El peligro de la fe religiosa es que a veces puede representar para nosotros una huida de la complejidad, de la crudeza de la experiencia. Resulta fácil decir: «No te preocupes, estás en manos de Dios» o «todo lo que hay que hacer es amar». Como si fuera tan fácil… Por eso necesitamos personas que nos abran de par en par, honestamente, a la complejidad de la experiencia humana, en el enamoramiento o en los dilemas morales, el gran caos de tantos momentos de nuestra vida. Entonces, con ojos renovados, es como podemos buscar a Dios. Simon Tolkien, nieto de J.R.R., escribió una novela sobre la Primera Guerra Mundial, No Man’s Land (Tierra de nadie), donde narra el horror de aquel conflicto. Para algunos, ese terrible sufrimiento supuso el fin de su fe. Dios no podía existir. Pero el desafío no es retirar la mirada sino aprender a decir: «Ciertamente, el Señor estaba en este lugar y yo no lo sabía».

Entre tantas obras no cristianas, ¿cuál recomendaría?

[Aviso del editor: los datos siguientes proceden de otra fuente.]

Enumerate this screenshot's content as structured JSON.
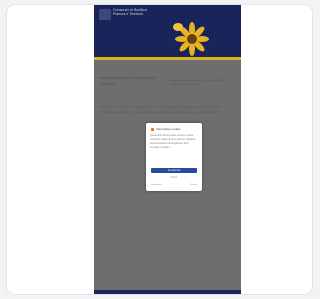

Hay tantas obras de arte maravillosas, capaces de interpelarnos, que podría elegir una diferente cada día. Pero hoy quiero sugerir En busca del tiempo perdido de Marcel Proust. Es la más extraordinaria exploración del tiempo, la memoria y la espera. La iglesia de Combray es un edificio en cuatro dimensiones, escribe Proust, y la cuarta es el tiempo. Como suele decir el papa Francisco, y el papa Benedicto antes que él, la vida de los cristianos está estructurada por el tiempo, la memoria –«haced esto en memoria mía»– y la espera del Cristo que vendrá. Proust puede ayudarnos a entender qué significa vivir en el tiempo.